Nous continuons avec les anciens jeux, avec le numéro 4 de la collection Alea. Une relecture rapide de la règle et c'est parti. Le jeu est assez simple d'accès, mais on sent bien qu'il nous faudrait enchaîner plusieurs parties pour le maîtriser. On se demande s'il vaut mieux réaliser systématiquement des oeuvres ou optimiser notre domaine et nos cartes pour en réaliser moins mais de plus grande valeur.
Du coup la partie me laisse un peu insatisfait par rapport au souvenir que j'en avais. Il faudra y revenir plus souvent pour lever ce doute.


Verdict

Impressionnant ! C'est vraiment le mot qui vient à l'esprit après une partie des "Princes de Florence".
Impressionnant dans ses mécanismes qui collent parfaitement bien au thème, et sa réalisation. Impressionnant dans l'enchaînement naturel des phases de jeu, alors qu'à la lecture des règles, le jeu peut sembler complexe, voir obscure. Enfin impressionnant par sa richesse et son équilibre.

Dois-je construire et empocher des points de prestige immédiatement, créer une oeuvre pour gagner de l'argent et/ou des points de prestige, acheter des cartes ou des libertés qui permettront d'augmenter la valeur des oeuvres créées ou d'obtenir des bonus en fin de partie ?
Vaut-il mieux enchérir beaucoup pour avoir l'objet que je veux ou se rabattre sur un autre pour une bouchée de pain ?
Vaut-il mieux créer une oeuvre rapportant peu ou attendre un peu, et essayer de faire en sorte qu'elle rapporte plus lors d'un tour prochain ? etc...

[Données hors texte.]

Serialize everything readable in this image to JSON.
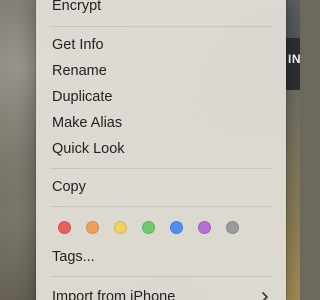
{
  "desktop": {
    "window_label": "IN"
  },
  "menu": {
    "items": [
      {
        "label": "Encrypt"
      },
      {
        "label": "Get Info"
      },
      {
        "label": "Rename"
      },
      {
        "label": "Duplicate"
      },
      {
        "label": "Make Alias"
      },
      {
        "label": "Quick Look"
      },
      {
        "label": "Copy"
      },
      {
        "label": "Tags..."
      },
      {
        "label": "Import from iPhone"
      }
    ],
    "submenu_icon": "chevron-right-icon",
    "tag_colors": [
      {
        "name": "red",
        "hex": "#ec5f58"
      },
      {
        "name": "orange",
        "hex": "#f0a05a"
      },
      {
        "name": "yellow",
        "hex": "#f2d161"
      },
      {
        "name": "green",
        "hex": "#6ccb6a"
      },
      {
        "name": "blue",
        "hex": "#4f8ef7"
      },
      {
        "name": "purple",
        "hex": "#b36fd6"
      },
      {
        "name": "gray",
        "hex": "#9b9b9b"
      }
    ]
  }
}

Chaque action de jeu est synonyme de choix, parfois difficiles, mais qui n'en deviennent jamais pour autant rébarbatifs, même si on finit souvent la partie un peu frustré de ne pas avoir pu faire plus de choses.

2 actions par tour c'est peu, et la création d'une oeuvre étant essentielle cela laisse peu de place aux expérimentations hasardeuses.

Les Princes de Florence est donc un jeu où il est essentiel de bien réfléchir avant d'agir, pour optimiser ses coups. Cet aspect le rend un peu moins fun que Puerto Rico, dans lequel on effectuera beaucoup plus d'actions au cours d'une partie, et où l'on bénéficiera d'interactions plus nettes entre les joueurs.
Il fera donc un peu moins l'unanimité que ce dernier, mais on reste tout de même dans du jeu de très grande qualité.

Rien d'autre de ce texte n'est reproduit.